An endless struggle now exists between the mother and her son that neither of them ever talks about openly, but the atmosphere of contemptuous tension makes their lives unbearable.

In the woman’s eyes, it is now clear that the boy has definitely become a psychopath, breathing constant terror in not knowing what he will be able to do at any moment.

Inevitably this madness will lead to a huge tragedy, with the son ending up in prison and the mother left alone and hated by the entire town.

Here is precisely where the story begins, which through flashbacks, traces the life of this woman who never had a chance to be happy.

The horror of family fear

Wanting to make a comparison, to find a movie close to 2011’s We Need To Talk About Kevin, we have to go back to 1976 with The Omen by Richard Donner.

For those who remember, the cause of evil was demonic in origin, and the sinister son was none other than the antichrist himself.

Here director Lynne Ramsay fragments this fear into many small moments that she then distributes by mixing it with her broken protagonist’s lonely and hopeless present.

In the first flashbacks of this broken mother, we see her initially hesitant in her desire to have a child, fearing that she will have to give up her passion for photography.

From the first moments with the newborn, the feeling of something wrong seems to punish her for not having desired that pregnancy.

The more the child grows, the more dangerous and unpredictable he becomes.
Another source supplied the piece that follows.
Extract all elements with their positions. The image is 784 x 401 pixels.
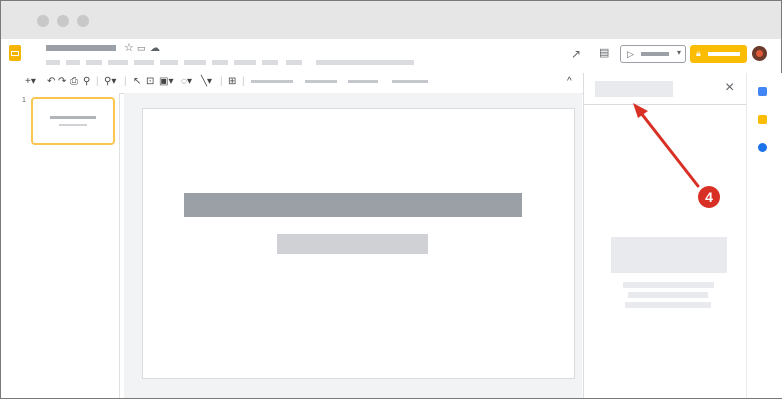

We can say that the only thing predictable is that he is about to do something cruel toward his mother.

However, when he becomes a boy, his hatred of the woman can no longer suffice, leading to the escalation into a school massacre that, unfortunately, is something that often recurs in American news.

The alternating montage between past and present is not a distraction that breaks the rhythm but increases the unease we feel in every minute of this movie.

It is not for nothing that I describe it as a family thriller since the protagonist must live facing the horror of a serial killer inside her home.

No one seems to believe her, and she seems incapable of proving his insanity, considering even her father justifies every oddity as mere adolescent whims.

Yet, finally, every piece of this puzzle falls perfectly back into place, perhaps hinting at a final and impossible reconciliation.

Not for everyone, you need to try it

Lynne Ramsay writes a classy script that she brings to the stage with a simple and effective style.

The director purposefully avoids any unnecessary virtuosity of the camera, letting the performance of her fine cast for whom she has written excellent roles do the talking.

Tilda Swinton is a fantastic leading lady who brings to the stage all the hidden despair of a lonely woman, both in the present and the sad past.

Indeed even when she is with her family, she is alone, as her son hates her and her husband will not listen, while her child is too young to understand.

However, his frustration is never explosive but always hidden in the looks she shares with a young psychopath seemingly devoid of emotion.

Esdra Miller plays the role of the teenage character, who becomes an ice-cold boy after being a rebellious child, but only in front of his mother’s eyes.

Like any psychopath, he manages to hide his madness from others, appearing to be a regular and even charming person, while inside him, the rage grows in a vortex that can only get worse.

Even the father, the usually reliable John C. Reilly, is fooled by appearance and does not understand what is happening until it is too late.

The actor’s naive and offended performance heightens the woman’s loneliness and the tension of each scene with an omnipresent sense of menace that only he seems not to notice.

We Need To Talk About Kevin did not gross much in theaters in 2011, despite being a low-budget movie and thus consistently earning something.

The story is a disturbing and reflective experience, a must-see for anyone looking for something beyond straightforward entertainment cinema.